This talk abstracts the proposals to parallelization( P2300,P2500, P3179 ) and its affect on oneDPL (Intel ParallelSTL). Parallelism and asynchronous task execution is predominant in most of hardware accelerators (namely GPUs, FPGAs etc), and while std provides implementations of mutex, semaphores, thread , atomic libraries to induce parallelism, it is often difficult to use them in accelerator concepts. P2300 focuses on senders , receivers for async task scheduling across a threadpool, and this concept can be advocated for accelerator interfaces as well. With a user defined execution policy targetting a specific accelerator, senders receivers can be used to schedule parallel tasks. Multiple senders can be used to create a dependency graph (which is mainly used in most accelerators) with existing policies.

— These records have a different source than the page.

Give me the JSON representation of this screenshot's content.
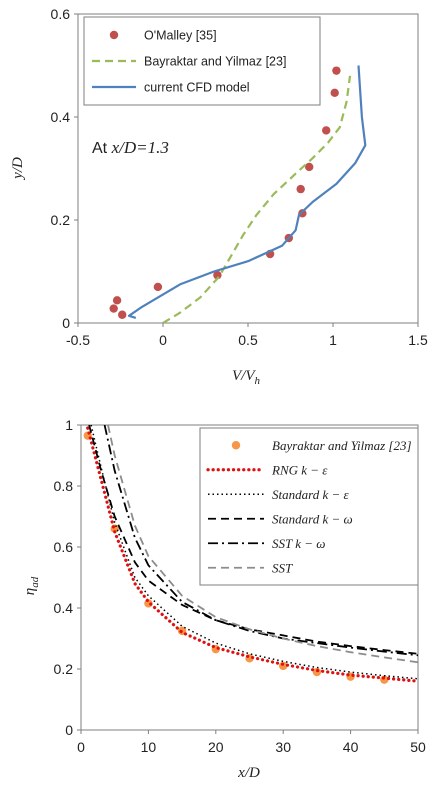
{
  "chart_data": [
    {
      "type": "line",
      "title": "",
      "xlabel": "V/V_h",
      "ylabel": "y/D",
      "xlim": [
        -0.5,
        1.5
      ],
      "ylim": [
        0,
        0.6
      ],
      "xticks": [
        -0.5,
        0,
        0.5,
        1,
        1.5
      ],
      "yticks": [
        0,
        0.2,
        0.4,
        0.6
      ],
      "xtick_labels": [
        "-0.5",
        "0",
        "0.5",
        "1",
        "1.5"
      ],
      "ytick_labels": [
        "0",
        "0.2",
        "0.4",
        "0.6"
      ],
      "grid": false,
      "legend_position": "top-left",
      "annotation": {
        "prefix": "At ",
        "value": "x/D=1.3"
      },
      "series": [
        {
          "name": "O'Malley [35]",
          "kind": "scatter",
          "color": "#C0504D",
          "points": [
            [
              -0.29,
              0.028
            ],
            [
              -0.27,
              0.044
            ],
            [
              -0.24,
              0.016
            ],
            [
              -0.03,
              0.07
            ],
            [
              0.32,
              0.093
            ],
            [
              0.63,
              0.134
            ],
            [
              0.74,
              0.165
            ],
            [
              0.82,
              0.213
            ],
            [
              0.81,
              0.26
            ],
            [
              0.86,
              0.303
            ],
            [
              0.96,
              0.374
            ],
            [
              1.01,
              0.447
            ],
            [
              1.02,
              0.49
            ]
          ]
        },
        {
          "name": "Bayraktar and Yilmaz [23]",
          "kind": "line",
          "dash": "dashed",
          "color": "#9BBB59",
          "points": [
            [
              0.0,
              0.0
            ],
            [
              0.1,
              0.02
            ],
            [
              0.22,
              0.05
            ],
            [
              0.33,
              0.09
            ],
            [
              0.4,
              0.13
            ],
            [
              0.47,
              0.17
            ],
            [
              0.55,
              0.21
            ],
            [
              0.65,
              0.25
            ],
            [
              0.78,
              0.29
            ],
            [
              0.88,
              0.32
            ],
            [
              0.97,
              0.35
            ],
            [
              1.04,
              0.38
            ],
            [
              1.08,
              0.43
            ],
            [
              1.1,
              0.48
            ]
          ]
        },
        {
          "name": "current CFD model",
          "kind": "line",
          "dash": "solid",
          "color": "#4F81BD",
          "points": [
            [
              -0.16,
              0.01
            ],
            [
              -0.2,
              0.014
            ],
            [
              -0.13,
              0.03
            ],
            [
              0.1,
              0.075
            ],
            [
              0.3,
              0.1
            ],
            [
              0.5,
              0.12
            ],
            [
              0.7,
              0.15
            ],
            [
              0.78,
              0.18
            ],
            [
              0.8,
              0.21
            ],
            [
              0.88,
              0.235
            ],
            [
              1.02,
              0.27
            ],
            [
              1.13,
              0.31
            ],
            [
              1.19,
              0.345
            ],
            [
              1.17,
              0.4
            ],
            [
              1.16,
              0.45
            ],
            [
              1.15,
              0.5
            ]
          ]
        }
      ]
    },
    {
      "type": "line",
      "title": "",
      "xlabel": "x/D",
      "ylabel": "η_ad",
      "xlim": [
        0,
        50
      ],
      "ylim": [
        0,
        1
      ],
      "xticks": [
        0,
        10,
        20,
        30,
        40,
        50
      ],
      "yticks": [
        0,
        0.2,
        0.4,
        0.6,
        0.8,
        1
      ],
      "xtick_labels": [
        "0",
        "10",
        "20",
        "30",
        "40",
        "50"
      ],
      "ytick_labels": [
        "0",
        "0.2",
        "0.4",
        "0.6",
        "0.8",
        "1"
      ],
      "grid": false,
      "legend_position": "top-right",
      "series": [
        {
          "name": "Bayraktar and Yilmaz [23]",
          "kind": "scatter",
          "color": "#F79646",
          "points": [
            [
              1,
              0.965
            ],
            [
              5,
              0.66
            ],
            [
              10,
              0.415
            ],
            [
              15,
              0.325
            ],
            [
              20,
              0.265
            ],
            [
              25,
              0.235
            ],
            [
              30,
              0.21
            ],
            [
              35,
              0.19
            ],
            [
              40,
              0.175
            ],
            [
              45,
              0.165
            ]
          ]
        },
        {
          "name": "RNG k − ε",
          "kind": "line",
          "dash": "dotted-thick",
          "color": "#E01010",
          "points": [
            [
              1,
              0.99
            ],
            [
              3,
              0.82
            ],
            [
              5,
              0.65
            ],
            [
              8,
              0.48
            ],
            [
              10,
              0.42
            ],
            [
              15,
              0.32
            ],
            [
              20,
              0.27
            ],
            [
              25,
              0.24
            ],
            [
              30,
              0.215
            ],
            [
              35,
              0.195
            ],
            [
              40,
              0.18
            ],
            [
              45,
              0.17
            ],
            [
              50,
              0.16
            ]
          ]
        },
        {
          "name": "Standard k − ε",
          "kind": "line",
          "dash": "dotted",
          "color": "#000000",
          "points": [
            [
              1.5,
              1.0
            ],
            [
              3,
              0.86
            ],
            [
              5,
              0.68
            ],
            [
              8,
              0.5
            ],
            [
              10,
              0.44
            ],
            [
              15,
              0.34
            ],
            [
              20,
              0.285
            ],
            [
              25,
              0.25
            ],
            [
              30,
              0.225
            ],
            [
              35,
              0.205
            ],
            [
              40,
              0.19
            ],
            [
              45,
              0.178
            ],
            [
              50,
              0.168
            ]
          ]
        },
        {
          "name": "Standard k − ω",
          "kind": "line",
          "dash": "dashed",
          "color": "#000000",
          "points": [
            [
              1.2,
              1.0
            ],
            [
              3,
              0.85
            ],
            [
              5,
              0.7
            ],
            [
              8,
              0.55
            ],
            [
              10,
              0.49
            ],
            [
              15,
              0.41
            ],
            [
              20,
              0.36
            ],
            [
              25,
              0.33
            ],
            [
              30,
              0.31
            ],
            [
              35,
              0.29
            ],
            [
              40,
              0.275
            ],
            [
              45,
              0.262
            ],
            [
              50,
              0.25
            ]
          ]
        },
        {
          "name": "SST k − ω",
          "kind": "line",
          "dash": "dash-dot",
          "color": "#000000",
          "points": [
            [
              3.5,
              1.0
            ],
            [
              5,
              0.85
            ],
            [
              8,
              0.63
            ],
            [
              10,
              0.54
            ],
            [
              15,
              0.42
            ],
            [
              20,
              0.36
            ],
            [
              25,
              0.325
            ],
            [
              30,
              0.3
            ],
            [
              35,
              0.285
            ],
            [
              40,
              0.27
            ],
            [
              45,
              0.257
            ],
            [
              50,
              0.245
            ]
          ]
        },
        {
          "name": "SST",
          "kind": "line",
          "dash": "dashed",
          "color": "#8C8C8C",
          "points": [
            [
              4,
              1.0
            ],
            [
              5,
              0.9
            ],
            [
              8,
              0.67
            ],
            [
              10,
              0.57
            ],
            [
              15,
              0.44
            ],
            [
              20,
              0.37
            ],
            [
              25,
              0.33
            ],
            [
              30,
              0.3
            ],
            [
              35,
              0.275
            ],
            [
              40,
              0.255
            ],
            [
              45,
              0.238
            ],
            [
              50,
              0.222
            ]
          ]
        }
      ]
    }
  ]
}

This talk focuses on how to induce parallelism in the concept of accelerators and use std::execution with policies to cater to standard algorithms as well as ranges.
This talk also focuses on adaptation of parallel algorithms, execution contexts and policies for accelerator backends - such as oneDPL and Thrust . Platfrom specific execution policies add on the std::execution principles to extend over an existing execution context . This follows the existing practice of using a single argument to specify both "where" and "how" to execute an algorithm.

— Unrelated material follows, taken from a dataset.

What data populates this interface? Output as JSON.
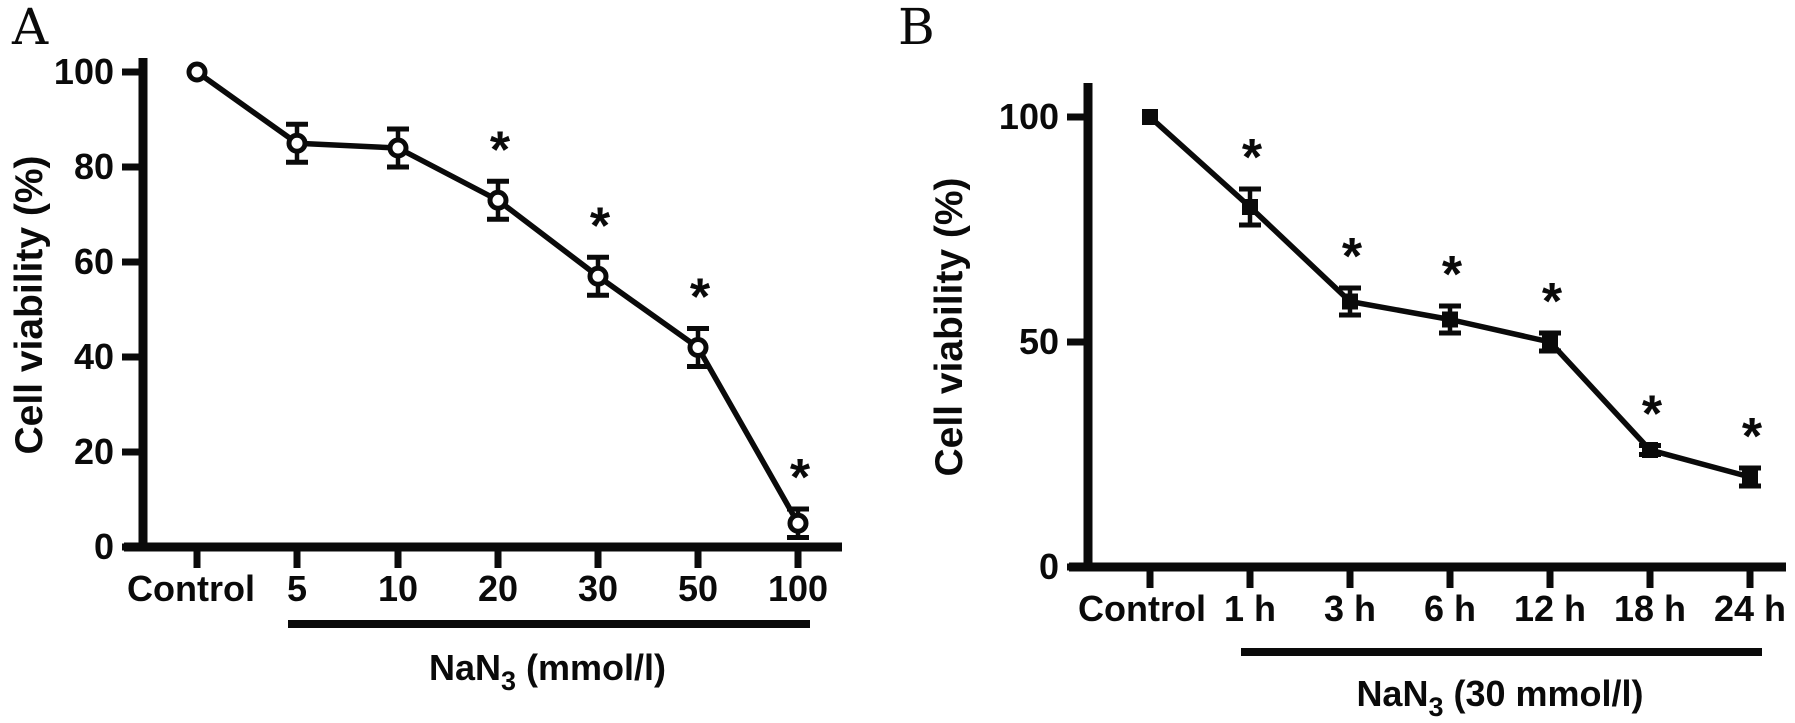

This forces binding a policy with a context prior to the algorithm invocation, allowing for better handling of possible mismatches between the two in case the execution context cannot properly support the semantics of the policy, as well as for reuse of the resulting policy-aware scheduler instance. Along with this, this includes ranges parallel algorithms with execution policies to fuse certain computation calls and reduce the overhead of computation, with minimal changes to semantics over std::execution. Serial and parallel execution policies (ranges) will be added here.
This talk also showcases practical examples using oneDPL using these principles to solve computationally intensive problems on GPUs and other accelerators.